Departures are moments that evoke both hope and melancholy. Tabi Machi Late Show examines how these ambivalent emotions continue to persist long beyond that singular moment of parting. Azuma reminisces about her mentor as she sees off her own student; Kumeno recalls her short, turbulent friendship with Koizumi; Yukari meets an old friend during the Lantern Festival; and Sakurada fondly remembers the numerous students she has met during her teaching career.
Structured around a theme of goodbyes and journeys, Tabi Machi Late Show is composed of four intimate, slice-of-life vignettes that wistfully examine the lasting impressions people leave on one another.
It's pretty great to think about the impact a simple and petty show can leave on you. Tabi Machi Late Show is one show that relies on the most basics of art to convey four short stories based on goodbyes and journeys. Stories of source of inspiration, an encounter missing on a proper goodbye, a sad tale of innocence and friendship and a life-long teacher showing her grateful farewell to the children are represented in a very unsophisticated but delightful manner. Tabi Machi Late Show isn't a show that'll leave you bewildered after its finished, but if you are willing to take a portion of
your time into watching this then I'm sure it will make you appreciate how beautiful life is.
While it consists of 4 short episodes, the theme of “goodbyes and journeys” is conveyed thoroughly. There are different angles in each episode, but every one of them shows how one’s life takes a turn for a new tomorrow, however happy or sad that is.

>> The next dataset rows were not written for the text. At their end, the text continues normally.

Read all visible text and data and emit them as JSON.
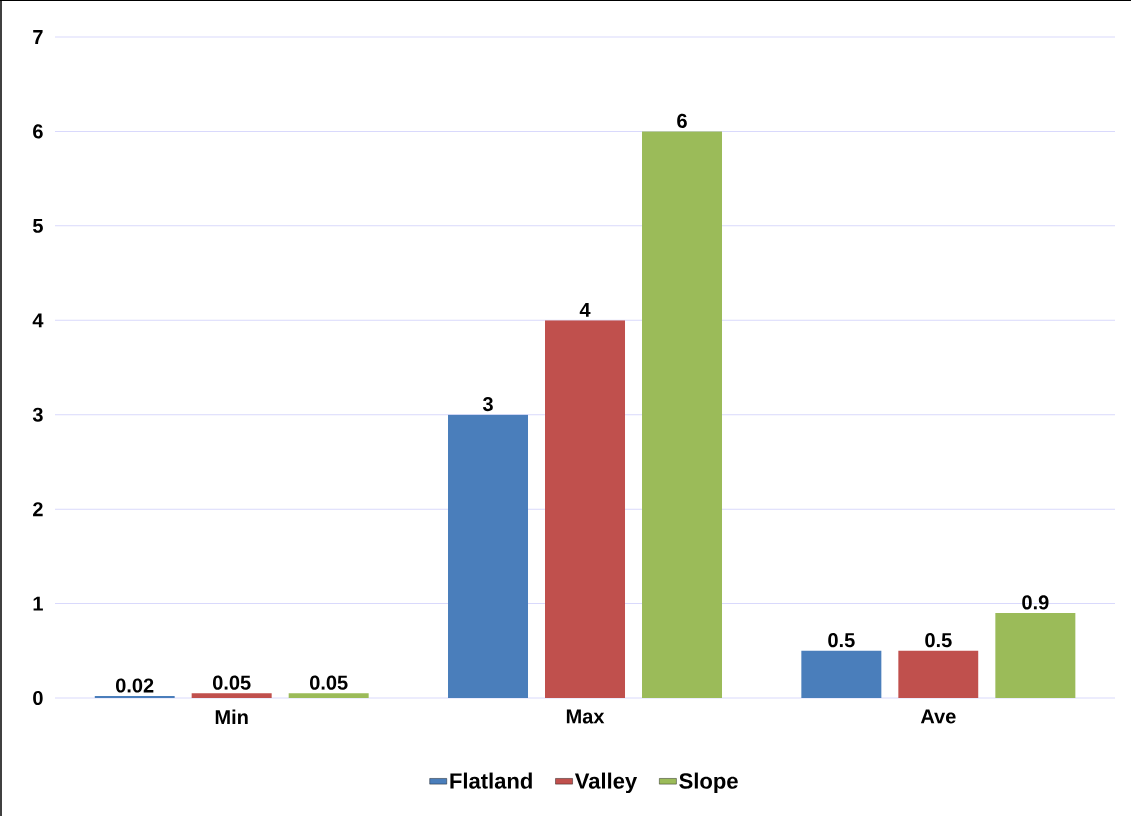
{
  "chart_data": {
    "type": "bar",
    "categories": [
      "Min",
      "Max",
      "Ave"
    ],
    "series": [
      {
        "name": "Flatland",
        "color": "#4a7ebb",
        "values": [
          0.02,
          3,
          0.5
        ]
      },
      {
        "name": "Valley",
        "color": "#c0504d",
        "values": [
          0.05,
          4,
          0.5
        ]
      },
      {
        "name": "Slope",
        "color": "#9bbb59",
        "values": [
          0.05,
          6,
          0.9
        ]
      }
    ],
    "ylim": [
      0,
      7
    ],
    "yticks": [
      0,
      1,
      2,
      3,
      4,
      5,
      6,
      7
    ],
    "grid": "y",
    "legend": "bottom",
    "data_labels": true
  }
}
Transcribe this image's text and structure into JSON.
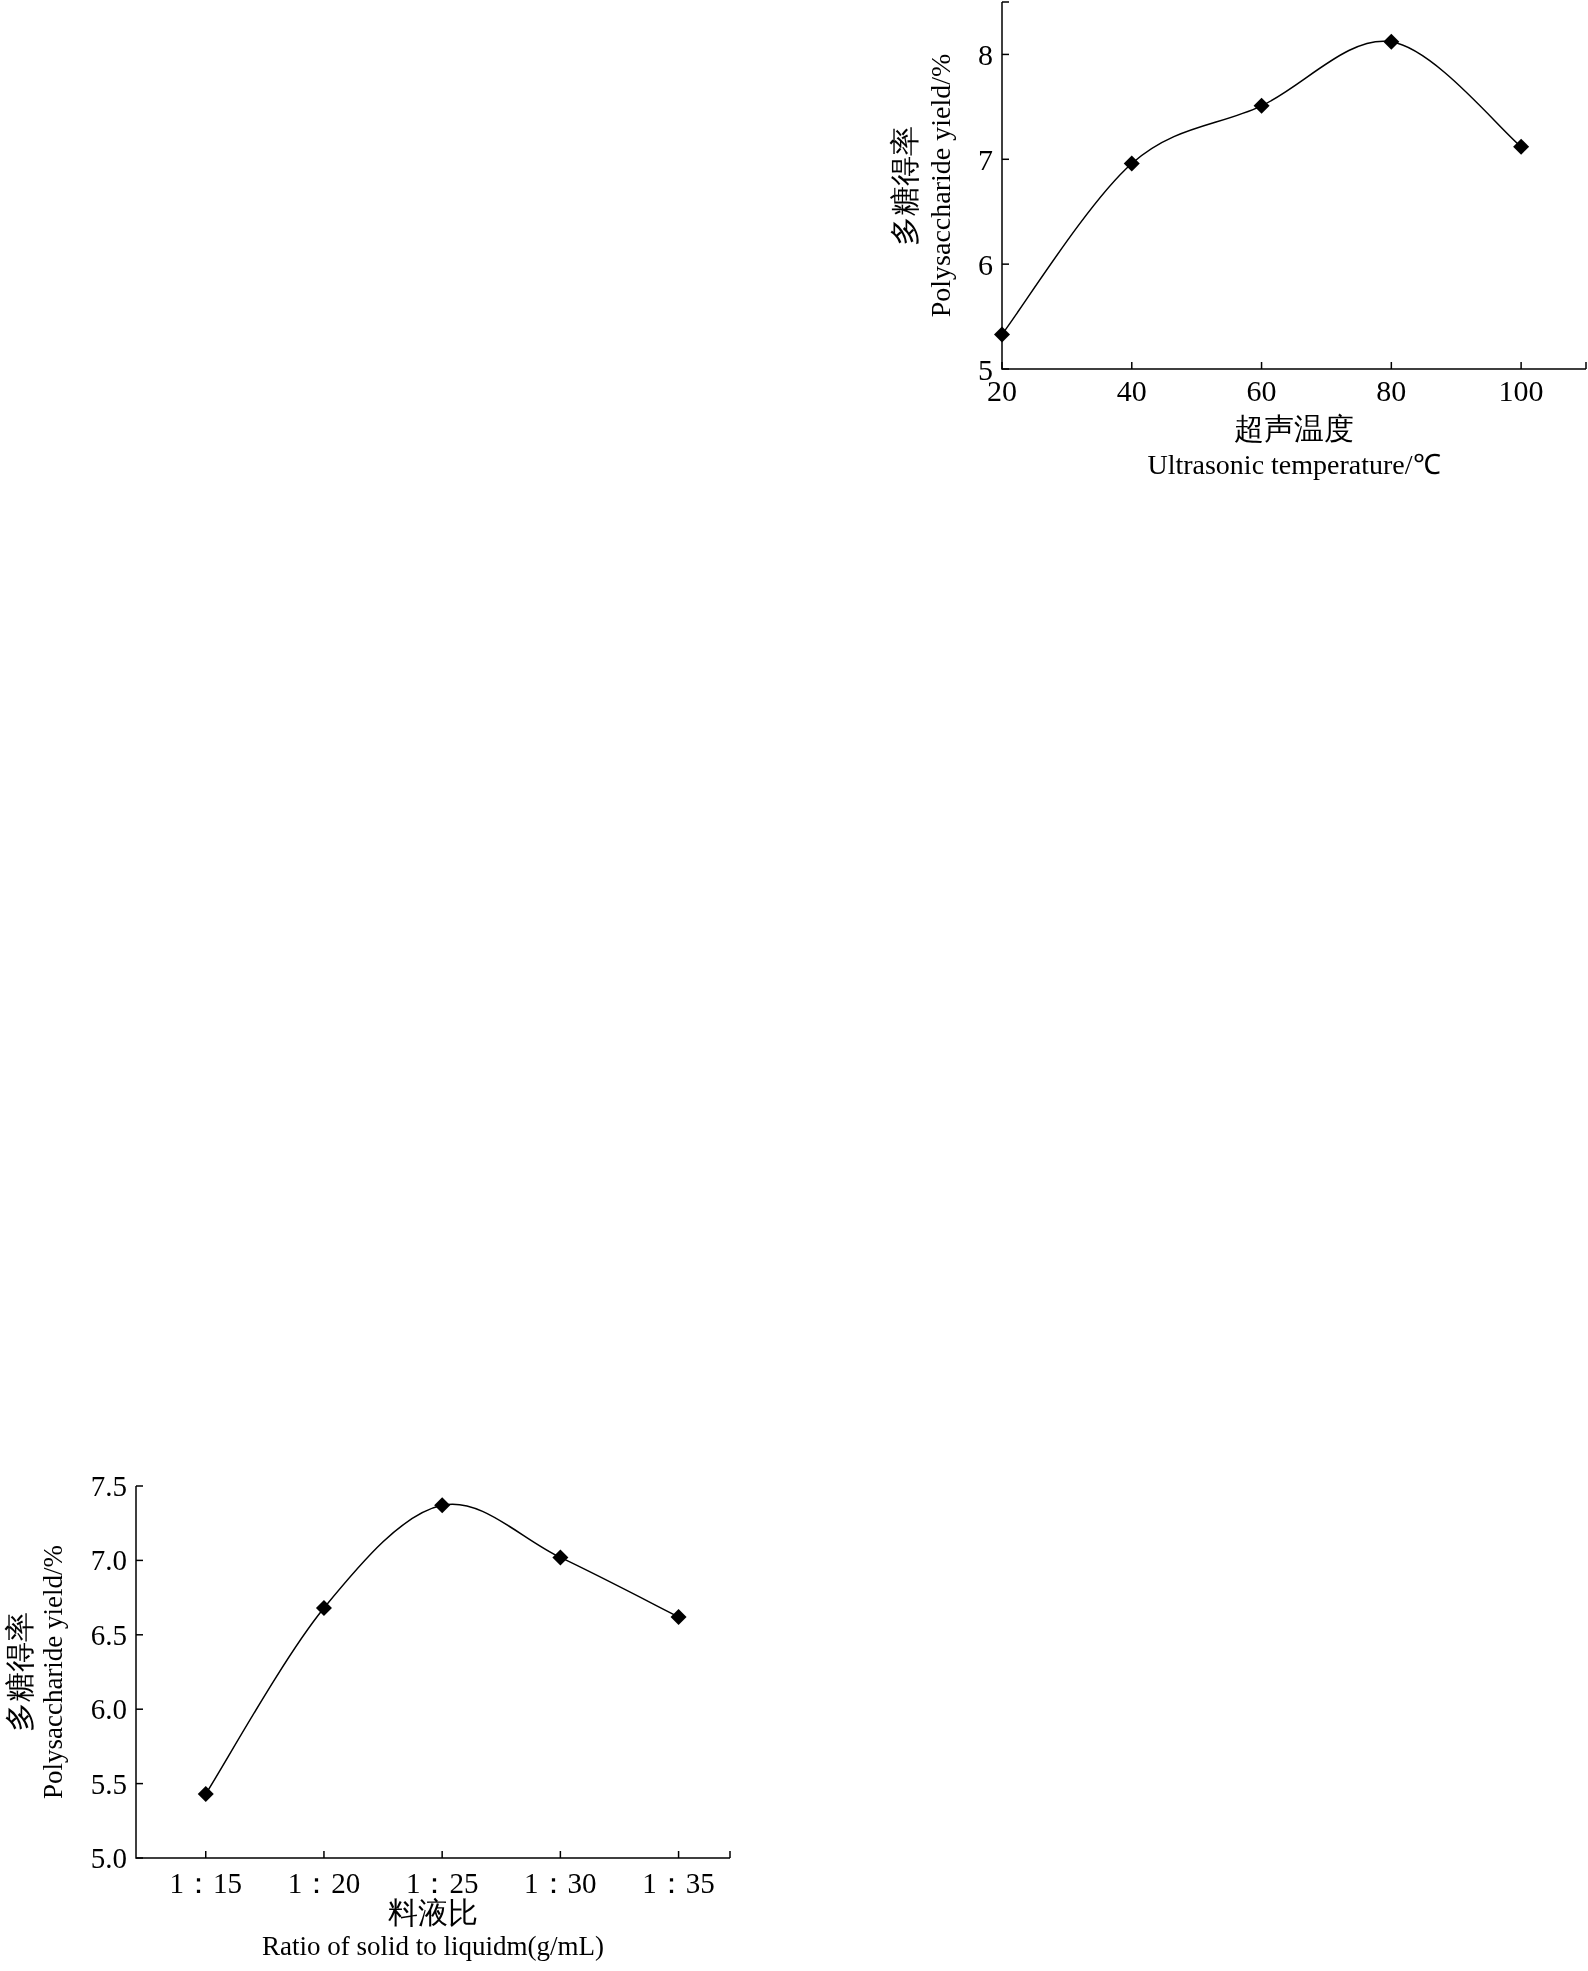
{
  "chart_data": [
    {
      "type": "line",
      "xlabel": "超声温度\nUltrasonic temperature/℃",
      "ylabel": "多糖得率\nPolysaccharide yield/%",
      "x": [
        20,
        40,
        60,
        80,
        100
      ],
      "values": [
        5.33,
        6.96,
        7.51,
        8.12,
        7.12
      ],
      "color": "#000000",
      "marker": "diamond",
      "xlim": [
        20,
        110
      ],
      "xticks": [
        20,
        40,
        60,
        80,
        100,
        {
          "value": 110,
          "label": null
        }
      ],
      "ylim": [
        5,
        8.5
      ],
      "yticks": [
        5,
        6,
        7,
        8,
        {
          "value": 8.5,
          "label": null
        }
      ]
    },
    {
      "type": "line",
      "xlabel": "料液比\nRatio of solid to liquidm(g/mL)",
      "ylabel": "多糖得率\nPolysaccharide yield/%",
      "categories": [
        "1：15",
        "1：20",
        "1：25",
        "1：30",
        "1：35"
      ],
      "values": [
        5.43,
        6.68,
        7.37,
        7.02,
        6.62
      ],
      "color": "#000000",
      "marker": "diamond",
      "ylim": [
        5,
        7.5
      ],
      "yticks": [
        {
          "value": 5,
          "label": "5.0"
        },
        5.5,
        {
          "value": 6,
          "label": "6.0"
        },
        6.5,
        {
          "value": 7,
          "label": "7.0"
        },
        7.5
      ]
    }
  ]
}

Are they original? Not really. Are they great? No. Does that mean they are bad? Again, the answer is no. However cliché they may be, they succeed in bringing up the right kind of feeling when watching this. They focus only on certain parts of a situation, letting easily the viewer surmise the surroundings and thus, make the whole scene feel
whole. The stories vary and not all of 4 are of the same quality, mainly because of the time restrictions, for which episode 2 ends with the short end of the stick, as it used up its time with needless silent moments and abrupt scenes.
The characters are simple people with simple, yet important, life events, such as deciding on a trip or just returning home and they all hold some kind of meaning. Evidently, they do not have any actual character development, but with seeing even only some thoughts of theirs, it is easy to understand who they are as a person and what they feel. They are relatable and realistic enough in their situation.
The animation is almost non-existent, as there are basically pictures in slow motion, but that does not ruin the experience. The colors are warm, the art is clean and easy on the eyes and, although there are not many details, it fits. If anything, I think this style gave it a more nostalgic feeling. The sound has nothing really special about it. The whole concept is a smooth and quiet experience, so there is barely any shouting and the sounds, as well as everyone’s voices are calm and puts the viewer in a tranquil state.
Overall, is it worth it? For its duration it delivers pretty well, so I would say yes. Nevertheless, it depends on the current mood too. As previously said, this is a short, cliché and uncomplicated series of events and needs the viewer to join the atmosphere fast and this does not always work. Personally, I was easily caught up in their stories and had a fun ride.
However, the initial first two episodes had quite lackluster characters, and all events seemed to take an eternity. With the amount of artwork and voices they had, they could definitely have made the anime into a manga. The music itself is sweet, but ordinary and typical. Additionally, the voice acting brings nothing good to the anime, and just makes the episodes feel like eternity. Dialogue, too is quite predictable save for a few explosive moments. Even so, the pause between lines makes these moments lose their power.
I personally enjoyed, however, the amount by which the individual episodes
stuck to the larger theme. I definitely found it extremely satisfying how the last episode brought the previously disconnected episodes together, and I feel like the last episode kind of makes up for most of the anime's downfalls.
I think ultimately the weaknesses outweigh the strengths, and Tabi Machi Late Show simply isn't too enjoying to watch. The last episode by itself invokes more emotion than the first three combined, and should simply be watched by itself with enough context to understand the ending. Then, the episode on its own would receive around an 8.
This was a very intriguing, short anime that I would consider experimental and not something that needs to be over-analyzed. There isn't much to this anime, so it can't be judged in the same way you would judge most others.
While the art and music is simple, the individual stories and overall concept for this anime make up for anything someone might perceive as flaws. Each episode does a good job of showcasing a situation where one has to say goodbye, while gently tugging at your heartstrings. The slow pace creates a soothing atmosphere that's best viewed when you want to relax and unwind.
I don't think
this anime is anything special or something you should go out of your way to watch, but it was an interesting concept nonetheless, and you wouldn't lose anything by watching it.